After Leo’s passing, we pledged to raise awareness in BC for the love of all our children and young people. As a result of our tireless advocacy, the BC Legislature adopted the quadrivalent vaccine at the end of April 2016. All Grade 9 students in BC are now entitled to the free vaccine. There is, as of yet, no catch-up program for students who have already gone beyond grade 9.

We have spoken to countless people, including many who were strangers, collecting signatures for the petition. None of the parents we have talked to are aware of this. We continue to spread the word and the message of saving lives, especially young lives.

One of Leo’s friends has said it so well, “Even in death, Leo is making positive changes in the world.”

Thanks to the Centre for Disease Control’s invitation, we co-created a short video in the summer of 2016 with Michael McDonald, telling the story of Leo. Entitled, ‘I Lost My Friend,’ it is on their ‘I Boost Immunity’ website. The goal is to share information about the quadrivalent vaccine and how it can prevent another tragedy.

There is still more work to be done. Parents and young people are still not given the life-saving information that they need to know. The BC Medical System, the Education System, the Political System, the Media, and all the related systems need to work together to educate professionals and the general public on the protection of our young people.

How can you help?

Inform yourself.

By reading what’s on this website, you have gained the awareness needed to protect yourself and/or your children. You can also visit for more information.

Be vaccinated.

If you are a young person, go to your family doctor and ask for a prescription of the quadrivalent vaccine. By receiving the vaccination, you won’t be able to spread the bacteria. The carrier of the bacteria is not affected. If you are a parent, give the gift of life to your kids and have them vaccinated by the family doctor.

Spread the message.

If you are a student, talk about it at your school or at your college/university campus. Start a campaign. Write about it in your school paper or in a blog.

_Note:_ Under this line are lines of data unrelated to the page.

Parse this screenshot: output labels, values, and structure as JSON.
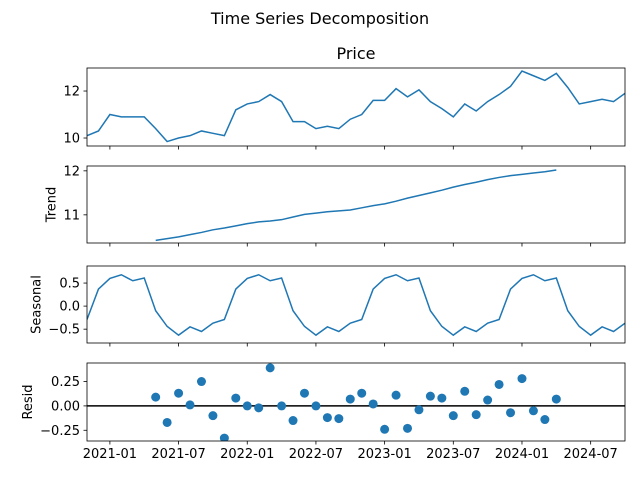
{
  "title": "Time Series Decomposition",
  "x": [
    "2020-11",
    "2020-12",
    "2021-01",
    "2021-02",
    "2021-03",
    "2021-04",
    "2021-05",
    "2021-06",
    "2021-07",
    "2021-08",
    "2021-09",
    "2021-10",
    "2021-11",
    "2021-12",
    "2022-01",
    "2022-02",
    "2022-03",
    "2022-04",
    "2022-05",
    "2022-06",
    "2022-07",
    "2022-08",
    "2022-09",
    "2022-10",
    "2022-11",
    "2022-12",
    "2023-01",
    "2023-02",
    "2023-03",
    "2023-04",
    "2023-05",
    "2023-06",
    "2023-07",
    "2023-08",
    "2023-09",
    "2023-10",
    "2023-11",
    "2023-12",
    "2024-01",
    "2024-02",
    "2024-03",
    "2024-04",
    "2024-05",
    "2024-06",
    "2024-07",
    "2024-08",
    "2024-09",
    "2024-10"
  ],
  "xlim": [
    "2020-11",
    "2024-10"
  ],
  "xticks": [
    "2021-01",
    "2021-07",
    "2022-01",
    "2022-07",
    "2023-01",
    "2023-07",
    "2024-01",
    "2024-07"
  ],
  "chart_data": [
    {
      "type": "line",
      "title": "Price",
      "color": "#1f77b4",
      "values": [
        10.1,
        10.3,
        11.0,
        10.9,
        10.9,
        10.9,
        10.4,
        9.85,
        10.0,
        10.1,
        10.3,
        10.2,
        10.1,
        11.2,
        11.45,
        11.55,
        11.85,
        11.55,
        10.7,
        10.7,
        10.4,
        10.5,
        10.4,
        10.8,
        11.0,
        11.6,
        11.6,
        12.1,
        11.75,
        12.05,
        11.55,
        11.25,
        10.9,
        11.45,
        11.15,
        11.55,
        11.85,
        12.2,
        12.85,
        12.65,
        12.45,
        12.75,
        12.15,
        11.45,
        11.55,
        11.65,
        11.55,
        11.9
      ],
      "ylim": [
        9.66,
        12.98
      ],
      "yticks": [
        10,
        12
      ]
    },
    {
      "type": "line",
      "ylabel": "Trend",
      "color": "#1f77b4",
      "values": [
        null,
        null,
        null,
        null,
        null,
        null,
        10.42,
        10.46,
        10.5,
        10.55,
        10.6,
        10.66,
        10.7,
        10.75,
        10.8,
        10.84,
        10.86,
        10.89,
        10.95,
        11.01,
        11.04,
        11.07,
        11.09,
        11.11,
        11.16,
        11.21,
        11.25,
        11.31,
        11.38,
        11.44,
        11.5,
        11.56,
        11.63,
        11.69,
        11.74,
        11.8,
        11.85,
        11.89,
        11.92,
        11.95,
        11.98,
        12.02,
        null,
        null,
        null,
        null,
        null,
        null
      ],
      "ylim": [
        10.36,
        12.11
      ],
      "yticks": [
        11,
        12
      ]
    },
    {
      "type": "line",
      "ylabel": "Seasonal",
      "color": "#1f77b4",
      "values": [
        -0.29,
        0.37,
        0.6,
        0.68,
        0.55,
        0.61,
        -0.1,
        -0.44,
        -0.63,
        -0.45,
        -0.55,
        -0.37,
        -0.29,
        0.37,
        0.6,
        0.68,
        0.55,
        0.61,
        -0.1,
        -0.44,
        -0.63,
        -0.45,
        -0.55,
        -0.37,
        -0.29,
        0.37,
        0.6,
        0.68,
        0.55,
        0.61,
        -0.1,
        -0.44,
        -0.63,
        -0.45,
        -0.55,
        -0.37,
        -0.29,
        0.37,
        0.6,
        0.68,
        0.55,
        0.61,
        -0.1,
        -0.44,
        -0.63,
        -0.45,
        -0.55,
        -0.37
      ],
      "ylim": [
        -0.8,
        0.87
      ],
      "yticks": [
        {
          "value": -0.5,
          "label": "−0.5"
        },
        {
          "value": 0,
          "label": "0.0"
        },
        0.5
      ]
    },
    {
      "type": "scatter",
      "ylabel": "Resid",
      "color": "#1f77b4",
      "hline": 0,
      "values": [
        null,
        null,
        null,
        null,
        null,
        null,
        0.09,
        -0.17,
        0.13,
        0.01,
        0.25,
        -0.1,
        -0.33,
        0.08,
        0.0,
        -0.02,
        0.39,
        0.0,
        -0.15,
        0.13,
        0.0,
        -0.12,
        -0.13,
        0.07,
        0.13,
        0.02,
        -0.24,
        0.11,
        -0.23,
        -0.04,
        0.1,
        0.08,
        -0.1,
        0.15,
        -0.09,
        0.06,
        0.22,
        -0.07,
        0.28,
        -0.05,
        -0.14,
        0.07,
        null,
        null,
        null,
        null,
        null,
        null
      ],
      "ylim": [
        -0.36,
        0.44
      ],
      "yticks": [
        {
          "value": -0.25,
          "label": "−0.25"
        },
        {
          "value": 0,
          "label": "0.00"
        },
        0.25
      ]
    }
  ]
}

Ask to have the information shared. Have your school contact the BC Centre for Disease Control for more information.

Write to the dean of your department about raising awareness.

Have the information included as part of the Orientation Package for new students.

Organize a Meningitis Awareness Day at your school or campus.

Contact your Nurses Union.

Contact your local community centre about raising awareness.

Use social media to spread the word and feel free to share this website widely.

Whatever your role/job is, use your unique gifts to raise awareness and protect ourselves, our friends, our children and young people.